Perhaps not surprisingly, patients from the very beginning voiced objections to being treated like paupers. But specifically they complained most vociferously and repeatedly about the quality and quantity of the hospitals’ food. I argue that it was upon this register of “taste” that criticism of the institutions’ Poor Law governance crystallized. Taste – both physical sense and social distinction – became the almost universal gauge of institutional living. Indeed, by this time, food had been for decades a key measure by which the pauper was abjected. Distastefulness had sensorially and morally haunted the pauper since Dickens’s screed against the workhouse system in Oliver Twist. MAB patients who grumbled bitterly about the monotonous and unappetizing menu demonstrated that refined tastes could not be accommodated within the Poor Law. In a real sense, disliking the food and complaining about it was one way of refuting the pauper label and asserting claims to untainted citizenship.

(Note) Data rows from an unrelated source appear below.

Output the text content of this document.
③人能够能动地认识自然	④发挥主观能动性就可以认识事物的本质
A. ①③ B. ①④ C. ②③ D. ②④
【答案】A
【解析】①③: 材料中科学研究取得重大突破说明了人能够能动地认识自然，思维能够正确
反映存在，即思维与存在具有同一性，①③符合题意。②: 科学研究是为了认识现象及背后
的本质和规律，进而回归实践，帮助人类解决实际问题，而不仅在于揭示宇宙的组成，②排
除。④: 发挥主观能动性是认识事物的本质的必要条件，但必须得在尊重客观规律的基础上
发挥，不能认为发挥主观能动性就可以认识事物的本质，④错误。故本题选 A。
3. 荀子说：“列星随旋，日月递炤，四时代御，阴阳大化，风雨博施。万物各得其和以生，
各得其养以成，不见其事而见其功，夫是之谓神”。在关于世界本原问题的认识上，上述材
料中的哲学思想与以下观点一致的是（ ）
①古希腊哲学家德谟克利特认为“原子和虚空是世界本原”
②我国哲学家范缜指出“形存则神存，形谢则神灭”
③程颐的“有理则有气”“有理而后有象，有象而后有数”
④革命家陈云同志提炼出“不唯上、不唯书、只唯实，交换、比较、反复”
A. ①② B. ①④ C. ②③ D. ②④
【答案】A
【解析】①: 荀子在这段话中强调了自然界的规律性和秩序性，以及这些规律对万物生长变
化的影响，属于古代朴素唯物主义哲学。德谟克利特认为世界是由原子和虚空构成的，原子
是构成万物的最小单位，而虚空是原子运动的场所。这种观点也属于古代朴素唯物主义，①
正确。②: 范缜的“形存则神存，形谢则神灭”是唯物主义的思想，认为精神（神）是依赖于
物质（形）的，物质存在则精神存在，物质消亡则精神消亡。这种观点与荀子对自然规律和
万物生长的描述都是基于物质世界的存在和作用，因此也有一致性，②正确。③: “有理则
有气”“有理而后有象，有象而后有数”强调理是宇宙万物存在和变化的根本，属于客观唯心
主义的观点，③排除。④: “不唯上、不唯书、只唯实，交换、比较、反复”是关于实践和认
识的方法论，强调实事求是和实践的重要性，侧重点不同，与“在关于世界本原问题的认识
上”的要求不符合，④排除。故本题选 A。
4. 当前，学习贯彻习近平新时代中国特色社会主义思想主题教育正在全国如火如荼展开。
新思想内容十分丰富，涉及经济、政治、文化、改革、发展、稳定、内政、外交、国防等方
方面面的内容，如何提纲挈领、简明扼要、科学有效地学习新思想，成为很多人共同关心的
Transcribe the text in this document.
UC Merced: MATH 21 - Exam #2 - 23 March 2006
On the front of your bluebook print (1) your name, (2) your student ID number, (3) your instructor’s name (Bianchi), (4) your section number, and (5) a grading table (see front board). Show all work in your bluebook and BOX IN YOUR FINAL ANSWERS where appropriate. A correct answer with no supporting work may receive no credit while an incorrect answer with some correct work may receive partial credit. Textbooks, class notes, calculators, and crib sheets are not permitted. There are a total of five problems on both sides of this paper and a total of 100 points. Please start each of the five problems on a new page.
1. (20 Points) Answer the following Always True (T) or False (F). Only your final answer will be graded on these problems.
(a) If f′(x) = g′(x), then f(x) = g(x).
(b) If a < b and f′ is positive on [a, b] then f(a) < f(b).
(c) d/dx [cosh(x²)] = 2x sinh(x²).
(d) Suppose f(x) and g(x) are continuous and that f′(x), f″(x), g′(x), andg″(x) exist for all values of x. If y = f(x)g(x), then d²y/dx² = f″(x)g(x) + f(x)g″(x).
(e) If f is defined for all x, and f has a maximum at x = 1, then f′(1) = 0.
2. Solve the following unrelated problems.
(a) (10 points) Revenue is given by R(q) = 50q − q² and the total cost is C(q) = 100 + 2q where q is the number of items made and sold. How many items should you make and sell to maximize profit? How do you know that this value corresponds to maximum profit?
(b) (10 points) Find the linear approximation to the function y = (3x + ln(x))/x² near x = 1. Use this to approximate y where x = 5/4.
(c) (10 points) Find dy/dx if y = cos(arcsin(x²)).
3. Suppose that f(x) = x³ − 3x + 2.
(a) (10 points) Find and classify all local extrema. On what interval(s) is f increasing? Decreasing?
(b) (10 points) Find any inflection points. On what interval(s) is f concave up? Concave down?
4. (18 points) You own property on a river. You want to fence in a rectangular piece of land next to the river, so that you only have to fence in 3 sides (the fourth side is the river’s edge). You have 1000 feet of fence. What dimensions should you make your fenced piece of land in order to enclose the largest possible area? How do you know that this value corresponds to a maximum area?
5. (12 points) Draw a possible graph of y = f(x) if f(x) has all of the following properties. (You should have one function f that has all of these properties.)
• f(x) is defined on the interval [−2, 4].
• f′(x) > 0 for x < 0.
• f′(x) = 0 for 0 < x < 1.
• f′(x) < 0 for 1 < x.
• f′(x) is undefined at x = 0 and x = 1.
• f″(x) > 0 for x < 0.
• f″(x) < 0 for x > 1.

What is most surprising is that these criticisms did not remain merely instances of internal disgruntlement. Allegations of mistreatment and insufficient nourishment sparked a series of explosive public scandals between 1871 and 1891, each of which were widely remarked in the public press and prompted official investigations that were also widely reported. These inquiries provide a rare glimpse into the everyday routines of hospital life from the patients’ perspectives. Further, they emphasize the contentious nature of poor relief at this time, especially in its relationship to public health reform. Protests over hospital food were an unmistakable measure of the essentially non-pauper composition of these pauper hospitals. The right to decent food whilst in isolation eventually combined with the notion that hospitalization for sickness was a right held by any ratepayer. Taste became a fault line in the negotiation between pauperism and sanitary citizenship, a cultural component in the genealogy of the welfare state.